Não pode Chavez - ele o sabe muito bem - contrapor-se diretamente. Há que desgastar o panglossiano gigante, bonzinho por sua própria natureza e pela sua mídia alienada.
O que fazer? Desgastá-lo, fomentar antagonismos, criar caso.
O balão de ensaio, a ocupação da Alsácia, foi o miado de Morales que deixamos nós parecer um rugido. Boa atitude? Parece que sim, pois o movimento idealizado pelo bufão de Caracas abortou na casca. Não lhe foi dada a bandeira de combater o imperialismo brasileiro, de agitá-la, mobilizando a América contra nós. Morales aquietou-se e teve que voltar-se para seus problemas internos. Chavez engoliu e retomou suas diatribes contra Bush e Colômbia.
Agora vem Correa a recusar-se pagar o empréstimo feito pelo BNDES, no valor de 1/4 de bilhão de dólares feito ao Equador, sob pretexto de que financiava a construção da hidrelétrica que deu chabu.
Deu zebra, foi mal construída, projetada? Problema deles e das empreiteiras. Pague a conta e cobre delas, de preferência com maior competência do que fiscalizaram as obras, se quiserem algum sucesso.
Mas não. Correa está preferindo criar um impasse diplomático, transformar a pendenga numa disputa entre países. O Equador é um dos dois países com os quais não temos fronteiras na América do Sul. Esse confronto não pode ser amplificado com uma possível violação de soberania territorial. Assim, descambará para os canais contenciosos internacionais, portanto, mais políticos do que jurídicos. Não é suficiente para mobilizar os bolivarianos contra nós.

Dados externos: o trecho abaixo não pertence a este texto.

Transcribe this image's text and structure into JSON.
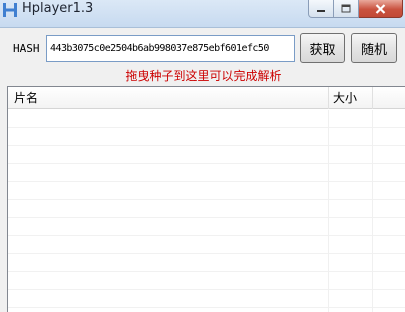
{
  "window": {
    "title": "Hplayer1.3",
    "icon": "hplayer-app-icon",
    "controls": [
      "minimize-icon",
      "maximize-icon",
      "close-icon"
    ]
  },
  "hash": {
    "label": "HASH",
    "value": "443b3075c0e2504b6ab998037e875ebf601efc50"
  },
  "buttons": {
    "fetch_label": "获取",
    "random_label": "随机"
  },
  "hint": "拖曳种子到这里可以完成解析",
  "list": {
    "columns": [
      "片名",
      "大小"
    ],
    "rows": []
  },
  "colors": {
    "hint": "#cc0000",
    "titlebar": "#c7daf0",
    "close_button": "#c9523f"
  }
}
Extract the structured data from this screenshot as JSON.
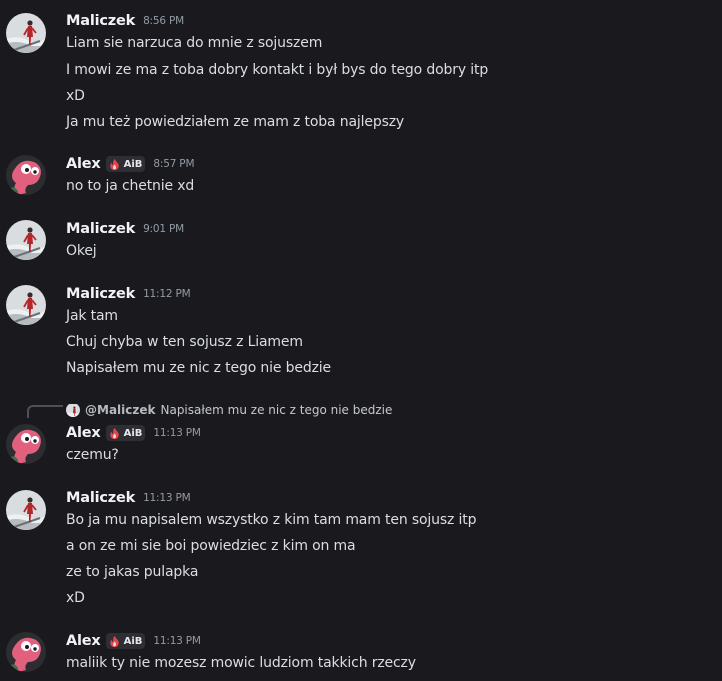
{
  "users": {
    "maliczek": {
      "name": "Maliczek"
    },
    "alex": {
      "name": "Alex",
      "badge": "AiB"
    }
  },
  "messages": [
    {
      "time": "8:56 PM",
      "lines": [
        "Liam sie narzuca do mnie z sojuszem",
        "I mowi ze ma z toba dobry kontakt i był bys do tego dobry itp",
        "xD",
        "Ja mu też powiedziałem ze mam z toba najlepszy"
      ]
    },
    {
      "time": "8:57 PM",
      "lines": [
        "no to ja chetnie xd"
      ]
    },
    {
      "time": "9:01 PM",
      "lines": [
        "Okej"
      ]
    },
    {
      "time": "11:12 PM",
      "lines": [
        "Jak tam",
        "Chuj chyba w ten sojusz z Liamem",
        "Napisałem mu ze nic z tego nie bedzie"
      ]
    },
    {
      "time": "11:13 PM",
      "reply": {
        "mention": "@Maliczek",
        "text": "Napisałem mu ze nic z tego nie bedzie"
      },
      "lines": [
        "czemu?"
      ]
    },
    {
      "time": "11:13 PM",
      "lines": [
        "Bo ja mu napisalem wszystko z kim tam mam ten sojusz itp",
        "a on ze mi sie boi powiedziec z kim on ma",
        "ze to jakas pulapka",
        "xD"
      ]
    },
    {
      "time": "11:13 PM",
      "lines": [
        "maliik ty nie mozesz mowic ludziom takkich rzeczy"
      ]
    }
  ],
  "colors": {
    "background": "#1a1a1e",
    "author": "#f2f3f5",
    "text": "#dbdee1",
    "timestamp": "#949ba4",
    "badge_bg": "#2e2f35"
  },
  "icons": {
    "maliczek_avatar": "snowy-figure-avatar",
    "alex_avatar": "pink-blob-avatar",
    "badge": "fire-icon"
  }
}
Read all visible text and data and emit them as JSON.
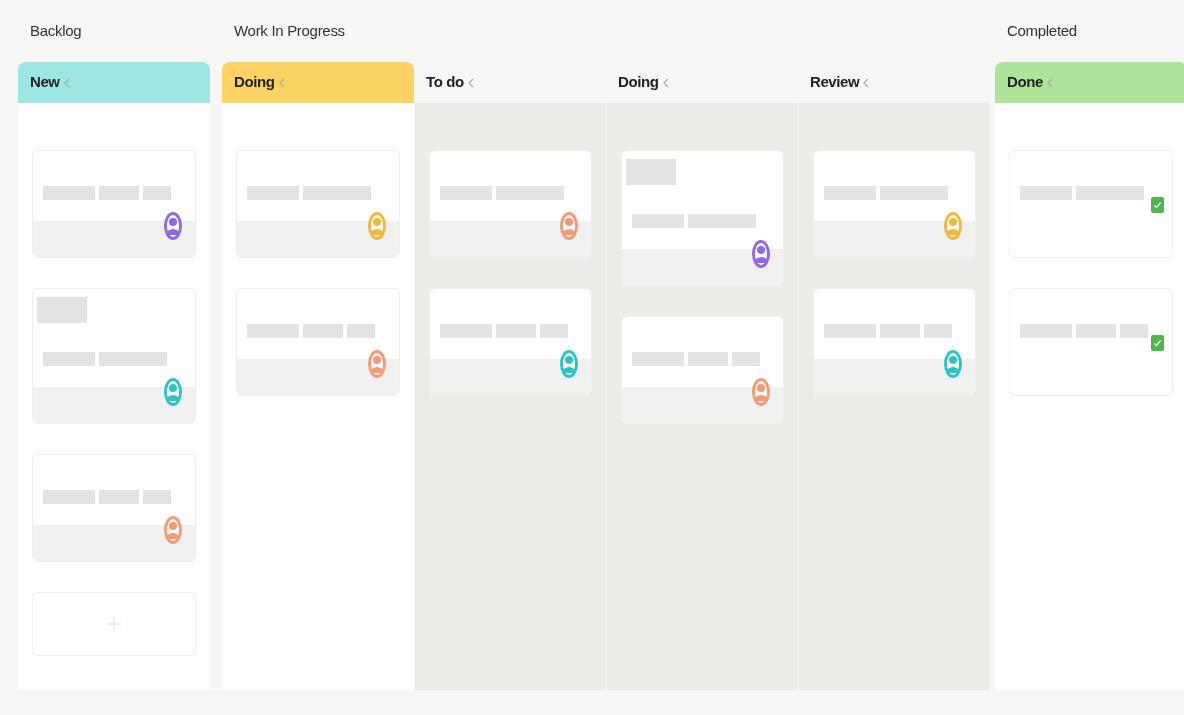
{
  "groups": [
    {
      "title": "Backlog",
      "columns": [
        {
          "name": "New",
          "color": "#9ee6e4",
          "cards": [
            {
              "kind": "task",
              "title_block": false,
              "color": "#8e6ae6"
            },
            {
              "kind": "task",
              "title_block": true,
              "color": "#2ec4c6"
            },
            {
              "kind": "task",
              "title_block": false,
              "color": "#f59a72"
            },
            {
              "kind": "add"
            }
          ]
        }
      ]
    },
    {
      "title": "Work In Progress",
      "columns": [
        {
          "name": "Doing",
          "color": "#fdd265",
          "cards": [
            {
              "kind": "task",
              "title_block": false,
              "color": "#f0b93a"
            },
            {
              "kind": "task",
              "title_block": false,
              "color": "#f59a72"
            }
          ]
        },
        {
          "name": "To do",
          "cards": [
            {
              "kind": "task",
              "title_block": false,
              "color": "#f59a72"
            },
            {
              "kind": "task",
              "title_block": false,
              "color": "#2ec4c6"
            }
          ]
        },
        {
          "name": "Doing",
          "cards": [
            {
              "kind": "task",
              "title_block": true,
              "color": "#8e6ae6"
            },
            {
              "kind": "task",
              "title_block": false,
              "color": "#f59a72"
            }
          ]
        },
        {
          "name": "Review",
          "cards": [
            {
              "kind": "task",
              "title_block": false,
              "color": "#f0b93a"
            },
            {
              "kind": "task",
              "title_block": false,
              "color": "#2ec4c6"
            }
          ]
        }
      ]
    },
    {
      "title": "Completed",
      "columns": [
        {
          "name": "Done",
          "color": "#aee39a",
          "cards": [
            {
              "kind": "done",
              "checked": true
            },
            {
              "kind": "done",
              "checked": true
            }
          ]
        }
      ]
    }
  ]
}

Mas faz sentido a interpelação paraguaia de que 30 homens - um pelotão - do exército brasileiro teria adentrado 30 metros (é isso mesmo, 40 passos) em território paraguaio numa manobra em Japorã, MS.

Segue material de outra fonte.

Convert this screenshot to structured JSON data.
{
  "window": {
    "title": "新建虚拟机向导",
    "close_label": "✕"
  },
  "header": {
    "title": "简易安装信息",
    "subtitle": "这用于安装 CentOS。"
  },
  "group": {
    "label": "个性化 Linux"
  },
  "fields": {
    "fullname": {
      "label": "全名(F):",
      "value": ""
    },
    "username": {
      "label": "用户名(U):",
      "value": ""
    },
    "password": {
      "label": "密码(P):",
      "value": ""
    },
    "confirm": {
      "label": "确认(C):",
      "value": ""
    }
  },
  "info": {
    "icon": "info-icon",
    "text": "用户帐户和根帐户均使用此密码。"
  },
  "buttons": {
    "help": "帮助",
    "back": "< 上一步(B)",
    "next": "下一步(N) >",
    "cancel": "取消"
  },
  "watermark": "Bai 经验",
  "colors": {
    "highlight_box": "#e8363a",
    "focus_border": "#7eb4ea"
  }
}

Quem conhece a região sabe que os marcos fronteiriços da fronteira seca não permitem linha tão precisa a ponto de definir com tamanha exatidão a linha demarcatória. Mesmo fosse verdade, o que tudo indica que não é, seria motivo para tanta quizumba e polêmica? Aproveita-se o governo Lugo e fomenta seus jornais a vincular o episódio como uma demonstração de força brasileira, a intimidá-los pela perseguição que promovem a brasileiros lá radicados há décadas. Os chamados brasiguaios.

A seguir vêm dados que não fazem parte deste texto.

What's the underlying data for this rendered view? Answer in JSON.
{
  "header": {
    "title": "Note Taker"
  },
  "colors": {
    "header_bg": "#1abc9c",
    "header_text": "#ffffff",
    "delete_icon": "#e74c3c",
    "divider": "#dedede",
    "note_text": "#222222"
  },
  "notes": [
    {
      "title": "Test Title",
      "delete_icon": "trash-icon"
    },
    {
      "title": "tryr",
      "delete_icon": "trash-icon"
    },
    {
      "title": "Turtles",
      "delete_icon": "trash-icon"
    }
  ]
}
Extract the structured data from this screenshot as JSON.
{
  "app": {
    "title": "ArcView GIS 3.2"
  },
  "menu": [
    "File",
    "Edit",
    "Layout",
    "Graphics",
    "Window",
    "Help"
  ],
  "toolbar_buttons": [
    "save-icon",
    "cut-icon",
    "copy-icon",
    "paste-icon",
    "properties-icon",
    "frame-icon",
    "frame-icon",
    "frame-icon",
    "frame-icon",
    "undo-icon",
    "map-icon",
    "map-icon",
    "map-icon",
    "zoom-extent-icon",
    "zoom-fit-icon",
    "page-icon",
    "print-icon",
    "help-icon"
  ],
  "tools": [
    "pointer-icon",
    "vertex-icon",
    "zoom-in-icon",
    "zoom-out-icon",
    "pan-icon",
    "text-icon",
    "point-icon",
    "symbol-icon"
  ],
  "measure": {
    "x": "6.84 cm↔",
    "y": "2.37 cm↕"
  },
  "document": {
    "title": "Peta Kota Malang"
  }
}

Querem por tudo vincular um fato ao outro, criar o antagonismo tão almejado por Chavez.
O Equador, conosco, não tem fronteiras. Estarão os bolivarianos aproveitando-se da paraguaia?
A coincidência está saltando aos olhos. O Itamaraty que mantenha os seus bem abertos, dado que fundamentalistas de dentro e de fora do governo insistem em vendar os da Abin, que deveria monitorar esses movimentos.
Será também isso uma mera coincidência?